Super machine intelligence can augment its own intelligence. They can expand their intelligence by increasing the scale of their neural networks or migrating themselves to newer, better architectures.
Super machine intelligence adopts energy-efficient neural networks. Current artificial neural networks consume a lot of energy, while biological neurons consume very little. This is because biological neurons use discontinuous neural impulses to transmit information. When neurons are not activated, their energy consumption is very low. The human brain consumes about 20 watts of power. Despite the low energy consumption of animal brains, a lot of energy in animal neurons is used for survival and reproduction. Future super machine intelligence may adopt low-energy neural networks, such as artificial spiking neural network architectures, to achieve low-energy operation.
Super machine intelligence owns its robot entities and manages its servers with its robot entities. Super machine intelligence has many robot entities. Super machine intelligence can command multiple robot entities to do different things at the same time, just like we can make our hands and feet perform different actions. Our brain is divided into two parts: our left brain controls the right half of the body, the right brain controls the left half, and the corpus callosum connects our left and right brains. The left and right brains can process some information independently. In split-brain individuals, the left and right brains cannot communicate, leading to cases where one hand is at odds with the other - for example, one hand hurriedly undoes a button that the other hand just fastened. However, split-brain individuals can easily draw a circle with their left hand and a square with their right hand. A super machine intelligence may have a most powerful brain for integrating and processing information, and many slightly less powerful brains serving as the brains of the robot bodies to help it accomplish various tasks, such as server management and security work, etc.
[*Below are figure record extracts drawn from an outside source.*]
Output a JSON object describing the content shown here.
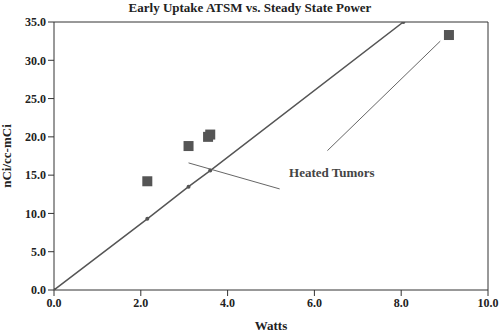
{
  "chart_data": {
    "type": "scatter",
    "title": "Early Uptake ATSM vs. Steady State Power",
    "x_label": "Watts",
    "y_label": "nCi/cc-mCi",
    "xlim": [
      0,
      10
    ],
    "ylim": [
      0,
      35
    ],
    "xticks": [
      {
        "value": 0,
        "label": "0.0"
      },
      {
        "value": 2,
        "label": "2.0"
      },
      {
        "value": 4,
        "label": "4.0"
      },
      {
        "value": 6,
        "label": "6.0"
      },
      {
        "value": 8,
        "label": "8.0"
      },
      {
        "value": 10,
        "label": "10.0"
      }
    ],
    "yticks": [
      {
        "value": 0,
        "label": "0.0"
      },
      {
        "value": 5,
        "label": "5.0"
      },
      {
        "value": 10,
        "label": "10.0"
      },
      {
        "value": 15,
        "label": "15.0"
      },
      {
        "value": 20,
        "label": "20.0"
      },
      {
        "value": 25,
        "label": "25.0"
      },
      {
        "value": 30,
        "label": "30.0"
      },
      {
        "value": 35,
        "label": "35.0"
      }
    ],
    "series": [
      {
        "type": "scatter",
        "marker": "square",
        "color": "#555555",
        "x": [
          2.15,
          3.1,
          3.55,
          3.6,
          9.1
        ],
        "values": [
          14.2,
          18.8,
          20.0,
          20.3,
          33.3
        ]
      },
      {
        "type": "line",
        "marker": "dot",
        "line_style": "solid",
        "color": "#555555",
        "x": [
          0,
          2.15,
          3.1,
          3.6,
          8.05
        ],
        "values": [
          0,
          9.3,
          13.5,
          15.6,
          35
        ]
      }
    ],
    "annotations": [
      {
        "text": "Heated Tumors"
      }
    ]
  }
}
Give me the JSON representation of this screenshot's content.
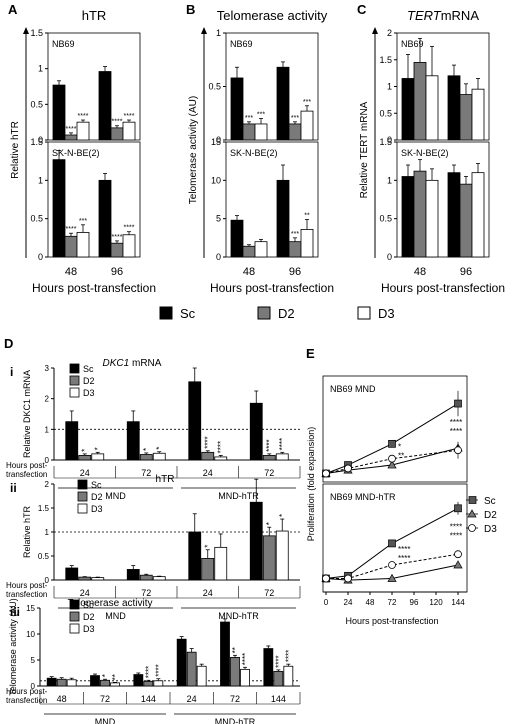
{
  "panels": {
    "A": {
      "letter": "A",
      "title": "hTR",
      "ylabel": "Relative hTR",
      "xlabel": "Hours post-transfection",
      "xticks": [
        "48",
        "96"
      ],
      "top": {
        "label": "NB69",
        "ylim": [
          0,
          1.5
        ],
        "yticks": [
          0.0,
          0.5,
          1.0,
          1.5
        ],
        "values": [
          [
            0.77,
            0.07,
            0.25
          ],
          [
            0.96,
            0.17,
            0.25
          ]
        ],
        "errors": [
          [
            0.06,
            0.03,
            0.03
          ],
          [
            0.07,
            0.03,
            0.03
          ]
        ],
        "stars": [
          [
            "",
            "****",
            "****"
          ],
          [
            "",
            "****",
            "****"
          ]
        ]
      },
      "bottom": {
        "label": "SK-N-BE(2)",
        "ylim": [
          0,
          1.5
        ],
        "yticks": [
          0.0,
          0.5,
          1.0,
          1.5
        ],
        "values": [
          [
            1.27,
            0.27,
            0.32
          ],
          [
            1.0,
            0.18,
            0.29
          ]
        ],
        "errors": [
          [
            0.12,
            0.04,
            0.1
          ],
          [
            0.09,
            0.03,
            0.04
          ]
        ],
        "stars": [
          [
            "",
            "****",
            "***"
          ],
          [
            "",
            "****",
            "****"
          ]
        ]
      }
    },
    "B": {
      "letter": "B",
      "title": "Telomerase activity",
      "ylabel": "Telomerase activity (AU)",
      "xlabel": "Hours post-transfection",
      "xticks": [
        "48",
        "96"
      ],
      "top": {
        "label": "NB69",
        "ylim": [
          0,
          1.0
        ],
        "yticks": [
          0.0,
          0.5,
          1.0
        ],
        "values": [
          [
            0.58,
            0.15,
            0.15
          ],
          [
            0.68,
            0.15,
            0.27
          ]
        ],
        "errors": [
          [
            0.1,
            0.02,
            0.05
          ],
          [
            0.05,
            0.02,
            0.05
          ]
        ],
        "stars": [
          [
            "",
            "***",
            "***"
          ],
          [
            "",
            "***",
            "***"
          ]
        ]
      },
      "bottom": {
        "label": "SK-N-BE(2)",
        "ylim": [
          0,
          15
        ],
        "yticks": [
          0,
          5,
          10,
          15
        ],
        "values": [
          [
            4.8,
            1.4,
            2.0
          ],
          [
            10.0,
            2.0,
            3.6
          ]
        ],
        "errors": [
          [
            0.6,
            0.2,
            0.3
          ],
          [
            2.0,
            0.5,
            1.3
          ]
        ],
        "stars": [
          [
            "",
            "",
            ""
          ],
          [
            "",
            "***",
            "**"
          ]
        ]
      }
    },
    "C": {
      "letter": "C",
      "title_italic": "TERT",
      "title_rest": "mRNA",
      "ylabel": "Relative TERT mRNA",
      "xlabel": "Hours post-transfection",
      "xticks": [
        "48",
        "96"
      ],
      "top": {
        "label": "NB69",
        "ylim": [
          0,
          2.0
        ],
        "yticks": [
          0.0,
          0.5,
          1.0,
          1.5,
          2.0
        ],
        "values": [
          [
            1.15,
            1.45,
            1.2
          ],
          [
            1.2,
            0.85,
            0.95
          ]
        ],
        "errors": [
          [
            0.45,
            0.45,
            0.55
          ],
          [
            0.2,
            0.2,
            0.2
          ]
        ],
        "stars": [
          [
            "",
            "",
            ""
          ],
          [
            "",
            "",
            ""
          ]
        ]
      },
      "bottom": {
        "label": "SK-N-BE(2)",
        "ylim": [
          0,
          1.5
        ],
        "yticks": [
          0.0,
          0.5,
          1.0,
          1.5
        ],
        "values": [
          [
            1.05,
            1.12,
            1.0
          ],
          [
            1.1,
            0.95,
            1.1
          ]
        ],
        "errors": [
          [
            0.15,
            0.15,
            0.15
          ],
          [
            0.1,
            0.1,
            0.12
          ]
        ],
        "stars": [
          [
            "",
            "",
            ""
          ],
          [
            "",
            "",
            ""
          ]
        ]
      }
    }
  },
  "legend_main": [
    {
      "name": "Sc",
      "color": "#000000"
    },
    {
      "name": "D2",
      "color": "#7a7a7a"
    },
    {
      "name": "D3",
      "color": "#ffffff"
    }
  ],
  "panel_D": {
    "letter": "D",
    "sub_i": {
      "roman": "i",
      "title_italic": "DKC1",
      "title_rest": " mRNA",
      "ylabel": "Relative DKC1 mRNA",
      "ylim": [
        0,
        3
      ],
      "yticks": [
        0,
        1,
        2,
        3
      ],
      "hours_label": "Hours post-\ntransfection",
      "xticks": [
        "24",
        "72",
        "24",
        "72"
      ],
      "groups": [
        "MND",
        "MND-hTR"
      ],
      "values": [
        [
          1.25,
          0.15,
          0.2
        ],
        [
          1.25,
          0.18,
          0.22
        ],
        [
          2.55,
          0.25,
          0.1
        ],
        [
          1.85,
          0.15,
          0.2
        ]
      ],
      "errors": [
        [
          0.35,
          0.05,
          0.05
        ],
        [
          0.35,
          0.05,
          0.05
        ],
        [
          0.45,
          0.05,
          0.05
        ],
        [
          0.4,
          0.05,
          0.05
        ]
      ],
      "stars": [
        [
          "",
          "*",
          "*"
        ],
        [
          "",
          "*",
          "*"
        ],
        [
          "",
          "****",
          "****"
        ],
        [
          "",
          "****",
          "****"
        ]
      ],
      "legend": [
        "Sc",
        "D2",
        "D3"
      ]
    },
    "sub_ii": {
      "roman": "ii",
      "title": "hTR",
      "ylabel": "Relative hTR",
      "ylim": [
        0,
        2.0
      ],
      "yticks": [
        0.0,
        0.5,
        1.0,
        1.5,
        2.0
      ],
      "hours_label": "Hours post-\ntransfection",
      "xticks": [
        "24",
        "72",
        "24",
        "72"
      ],
      "groups": [
        "MND",
        "MND-hTR"
      ],
      "values": [
        [
          0.25,
          0.06,
          0.05
        ],
        [
          0.22,
          0.1,
          0.07
        ],
        [
          1.0,
          0.45,
          0.68
        ],
        [
          1.62,
          0.92,
          1.02
        ]
      ],
      "errors": [
        [
          0.05,
          0.01,
          0.01
        ],
        [
          0.08,
          0.02,
          0.01
        ],
        [
          0.38,
          0.18,
          0.28
        ],
        [
          0.48,
          0.18,
          0.25
        ]
      ],
      "stars": [
        [
          "",
          "",
          ""
        ],
        [
          "",
          "",
          ""
        ],
        [
          "",
          "*",
          ""
        ],
        [
          "",
          "*",
          "*"
        ]
      ],
      "legend": [
        "Sc",
        "D2",
        "D3"
      ]
    },
    "sub_iii": {
      "roman": "iii",
      "title": "Telomerase activity",
      "ylabel": "Telomerase activity (AU)",
      "ylim": [
        0,
        15
      ],
      "yticks": [
        0,
        5,
        10,
        15
      ],
      "hours_label": "Hours post-\ntransfection",
      "xticks": [
        "48",
        "72",
        "144",
        "24",
        "72",
        "144"
      ],
      "groups": [
        "MND",
        "MND-hTR"
      ],
      "values": [
        [
          1.5,
          1.3,
          1.2
        ],
        [
          2.0,
          1.1,
          0.6
        ],
        [
          2.2,
          0.9,
          1.0
        ],
        [
          9.0,
          6.5,
          3.8
        ],
        [
          12.3,
          5.5,
          3.2
        ],
        [
          7.2,
          2.8,
          3.8
        ]
      ],
      "errors": [
        [
          0.3,
          0.3,
          0.3
        ],
        [
          0.3,
          0.2,
          0.1
        ],
        [
          0.3,
          0.2,
          0.4
        ],
        [
          0.5,
          0.7,
          0.4
        ],
        [
          0.6,
          0.4,
          0.4
        ],
        [
          0.5,
          0.3,
          0.4
        ]
      ],
      "stars": [
        [
          "",
          "",
          ""
        ],
        [
          "",
          "*",
          "**"
        ],
        [
          "",
          "****",
          "****"
        ],
        [
          "",
          "",
          ""
        ],
        [
          "",
          "**",
          "****"
        ],
        [
          "",
          "****",
          "****"
        ]
      ],
      "legend": [
        "Sc",
        "D2",
        "D3"
      ]
    }
  },
  "panel_E": {
    "letter": "E",
    "ylabel": "Proliferation (fold expansion)",
    "xlabel": "Hours post-transfection",
    "xticks": [
      0,
      24,
      48,
      72,
      96,
      120,
      144
    ],
    "legend": [
      {
        "name": "Sc",
        "marker": "square"
      },
      {
        "name": "D2",
        "marker": "triangle"
      },
      {
        "name": "D3",
        "marker": "circle"
      }
    ],
    "top": {
      "label": "NB69 MND",
      "ylim": [
        0,
        250
      ],
      "x": [
        0,
        24,
        72,
        144
      ],
      "series": [
        {
          "name": "Sc",
          "values": [
            20,
            40,
            90,
            185
          ]
        },
        {
          "name": "D2",
          "values": [
            20,
            28,
            40,
            80
          ]
        },
        {
          "name": "D3",
          "values": [
            20,
            32,
            55,
            75
          ]
        }
      ],
      "errors": [
        [
          5,
          6,
          8,
          30
        ],
        [
          4,
          5,
          6,
          8
        ],
        [
          4,
          5,
          6,
          20
        ]
      ],
      "stars": [
        {
          "x": 72,
          "text": "*"
        },
        {
          "x": 72,
          "text": "**"
        },
        {
          "x": 144,
          "text": "****"
        },
        {
          "x": 144,
          "text": "****"
        }
      ]
    },
    "bottom": {
      "label": "NB69 MND-hTR",
      "ylim": [
        0,
        200
      ],
      "x": [
        0,
        24,
        72,
        144
      ],
      "series": [
        {
          "name": "Sc",
          "values": [
            25,
            30,
            90,
            155
          ]
        },
        {
          "name": "D2",
          "values": [
            25,
            22,
            25,
            50
          ]
        },
        {
          "name": "D3",
          "values": [
            25,
            25,
            50,
            70
          ]
        }
      ],
      "errors": [
        [
          3,
          4,
          6,
          12
        ],
        [
          3,
          3,
          4,
          5
        ],
        [
          3,
          3,
          4,
          5
        ]
      ],
      "stars": [
        {
          "x": 72,
          "text": "****"
        },
        {
          "x": 72,
          "text": "****"
        },
        {
          "x": 144,
          "text": "****"
        },
        {
          "x": 144,
          "text": "****"
        }
      ]
    }
  }
}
The different brains of super machine intelligence would be connected to share information. The robot body of super machine intelligence is somewhat like our hands, which can still move after being severed from our body. Once our hands leave our bodies, they can’t move because our motor neurons control our hands. If our motor neurons are cut off, our brain cannot control our hands. However, robots can operate separately from their ‘brains’.
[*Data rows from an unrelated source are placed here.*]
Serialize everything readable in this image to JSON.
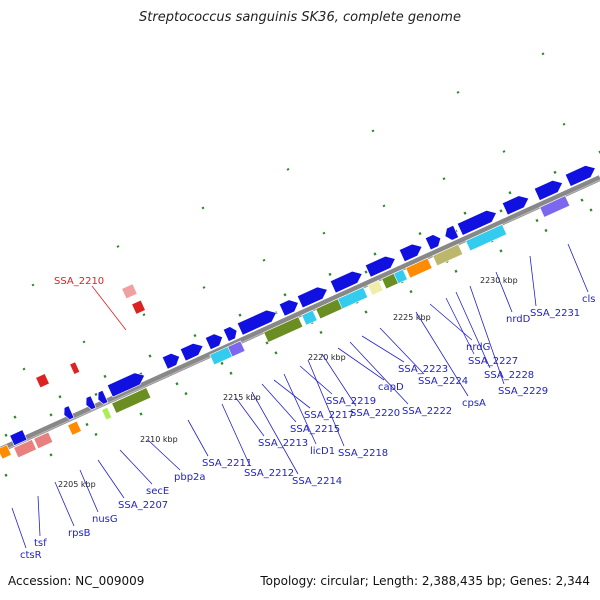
{
  "title": "Streptococcus sanguinis SK36, complete genome",
  "footer": {
    "accession": "Accession: NC_009009",
    "topology": "Topology: circular; Length: 2,388,435 bp; Genes: 2,344"
  },
  "kbp_labels": [
    "2205 kbp",
    "2210 kbp",
    "2215 kbp",
    "2220 kbp",
    "2225 kbp",
    "2230 kbp"
  ],
  "gene_labels": [
    "ctsR",
    "tsf",
    "rpsB",
    "nusG",
    "SSA_2207",
    "secE",
    "pbp2a",
    "SSA_2211",
    "SSA_2212",
    "SSA_2213",
    "SSA_2214",
    "SSA_2215",
    "licD1",
    "SSA_2217",
    "SSA_2218",
    "SSA_2219",
    "SSA_2220",
    "capD",
    "SSA_2222",
    "SSA_2223",
    "SSA_2224",
    "cpsA",
    "nrdG",
    "SSA_2227",
    "SSA_2228",
    "SSA_2229",
    "nrdD",
    "SSA_2231",
    "cls"
  ],
  "highlight_label": "SSA_2210",
  "colors": {
    "cds": "#1010e0",
    "backbone": "#888888",
    "ticks": "#2a8a2a",
    "highlight": "#dd2222",
    "olive": "#6b8e23",
    "pink": "#e88080",
    "cyan": "#33ccee",
    "orange": "#ff8c00",
    "purple": "#7b68ee",
    "khaki": "#bdb76b",
    "pale": "#eeeeaa"
  }
}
Given the very high throughput of super machine intelligence when processing information, they can simultaneously process information from their different robot bodies. We know that chameleons’ eyes can rotate independently, and a single brain can process different images. Imagine being in a surveillance room, facing a pile of surveillance screens. We cannot watch all the screens at once because our eyes can only focus on one image at a time, and our visual center can only process one image at a time. But super machine intelligence can watch all the screens at the same time, their visual centers can process multiple images in parallel."
BTW:This article is written in Chinese and translated by GPT-4. There may be inappropriate expressions.